With the UK economy now in the grip of double digit inflation – and with the two candidates for prime minister having diametrically opposed views on how or whether to tackle it – the impact on construction workloads is starting to show.
Morgan Sindall said that inflationary pressures were impacting margins and leading to projects being put on ice.
“Where projects are active and underway, the additional costs arising have generally been offset by a combination of contractual protection, operational efficiencies, flexible sourcing and (in the case of Partnership Housing) by house sales price inflation,” the company said. “On projects where it has not been possible to mitigate all such additional costs in full, the resulting impact on margins has been unavoidable.

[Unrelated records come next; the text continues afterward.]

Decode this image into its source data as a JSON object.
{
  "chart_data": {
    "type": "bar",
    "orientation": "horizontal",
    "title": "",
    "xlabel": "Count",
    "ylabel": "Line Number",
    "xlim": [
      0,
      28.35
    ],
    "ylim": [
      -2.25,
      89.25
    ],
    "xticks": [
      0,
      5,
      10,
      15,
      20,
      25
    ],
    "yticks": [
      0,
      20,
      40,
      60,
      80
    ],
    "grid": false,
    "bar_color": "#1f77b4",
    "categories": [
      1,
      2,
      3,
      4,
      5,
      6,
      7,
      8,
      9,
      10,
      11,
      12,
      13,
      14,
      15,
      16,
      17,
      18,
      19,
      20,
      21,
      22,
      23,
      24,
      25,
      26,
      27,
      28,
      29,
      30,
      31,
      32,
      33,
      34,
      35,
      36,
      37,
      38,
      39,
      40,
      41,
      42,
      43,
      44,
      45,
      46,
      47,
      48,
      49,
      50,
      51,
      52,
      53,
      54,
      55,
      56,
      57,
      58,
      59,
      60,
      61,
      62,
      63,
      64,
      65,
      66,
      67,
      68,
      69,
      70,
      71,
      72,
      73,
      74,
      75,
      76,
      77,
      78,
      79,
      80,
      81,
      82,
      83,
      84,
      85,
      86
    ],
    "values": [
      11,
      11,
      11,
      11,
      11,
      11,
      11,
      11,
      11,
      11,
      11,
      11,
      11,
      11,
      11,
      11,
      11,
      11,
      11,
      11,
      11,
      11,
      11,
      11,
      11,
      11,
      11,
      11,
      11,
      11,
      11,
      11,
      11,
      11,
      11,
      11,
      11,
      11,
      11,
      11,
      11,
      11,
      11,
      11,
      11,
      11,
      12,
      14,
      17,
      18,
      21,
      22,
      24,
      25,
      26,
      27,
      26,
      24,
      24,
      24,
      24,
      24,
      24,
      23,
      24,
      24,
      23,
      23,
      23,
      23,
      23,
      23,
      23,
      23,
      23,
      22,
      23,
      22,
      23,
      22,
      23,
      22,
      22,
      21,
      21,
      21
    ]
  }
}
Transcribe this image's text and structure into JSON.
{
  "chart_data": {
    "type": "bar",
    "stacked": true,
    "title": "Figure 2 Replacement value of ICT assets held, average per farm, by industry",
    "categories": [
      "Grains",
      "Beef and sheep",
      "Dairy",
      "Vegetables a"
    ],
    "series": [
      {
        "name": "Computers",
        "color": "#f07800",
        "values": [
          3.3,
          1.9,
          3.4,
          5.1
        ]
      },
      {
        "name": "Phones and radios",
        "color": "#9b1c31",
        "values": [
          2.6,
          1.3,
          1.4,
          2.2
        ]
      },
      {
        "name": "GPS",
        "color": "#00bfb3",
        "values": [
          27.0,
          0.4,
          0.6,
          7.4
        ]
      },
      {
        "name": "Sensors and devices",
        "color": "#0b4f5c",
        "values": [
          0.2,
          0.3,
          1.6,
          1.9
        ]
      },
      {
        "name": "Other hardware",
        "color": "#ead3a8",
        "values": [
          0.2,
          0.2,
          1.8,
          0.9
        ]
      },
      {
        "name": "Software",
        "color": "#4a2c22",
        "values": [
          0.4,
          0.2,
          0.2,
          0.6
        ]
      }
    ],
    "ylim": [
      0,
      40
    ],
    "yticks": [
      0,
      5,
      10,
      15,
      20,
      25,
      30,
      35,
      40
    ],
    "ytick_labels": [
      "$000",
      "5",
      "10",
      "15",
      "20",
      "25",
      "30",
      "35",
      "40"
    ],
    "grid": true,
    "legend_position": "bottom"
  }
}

“Where projects are being priced for future delivery, the inflationary environment has continued to place some project budgets under pressure particularly in Construction & Infrastructure, which in turn has led to some delays in decision-making and project commencement.
“In Urban Regeneration, construction cost inflation has also provided additional challenges to the returns on some of its active developments and on the viability of some of its schemes being evaluated prior to commencement.”
Despite these significant headwinds, Morgan Sindall’s results for the six months to 30th June 2022 showed a record half-year performance for the group. Revenue was up 9% to £1,698m (2021 H1: £1,559m) and pre-tax profit was up 2% to £53.7m (2021 H1: £52.4m).
Net cash on 30th June 2022 stood at £274m, compared to £337m a year before.
Revenue from the fit-out division was up 20% to £457m; revenue from the construction & infrastructure division was down 1% to £764m; partnership housing (Lovell) revenue was up 5% to £284m; property services was up 10% to £76m; and Muse, the urban regeneration business, turned over £126m.
All divisions were profitable, with operating margins of 3.2% for construction & infrastructure, 4.6% for fit-out and 4.9% for partnership housing.
Chief executive John Morgan said: “We’ve had a record first half of the year and these results reinforce the significant strategic and operational progress we have made over the past few years. Whilst early days, this is a good start towards our medium-term targets outlined in February.
“With the more challenging economic backdrop, our strong balance sheet including a substantial net cash position is critical to operating efficiently and effectively. It allows us to continue making the right decisions and to best position us in our markets, giving us competitive advantage for continued sustainable long-term growth.
“Our market positions and disciplined approach to contract selection continues to drive positive momentum across the group. Our order book is substantial and of high quality. Following our strong first half performance and with the current visibility we have of the rest of the year, we now expect to deliver a result for the full year which is slightly ahead of our previous expectations.”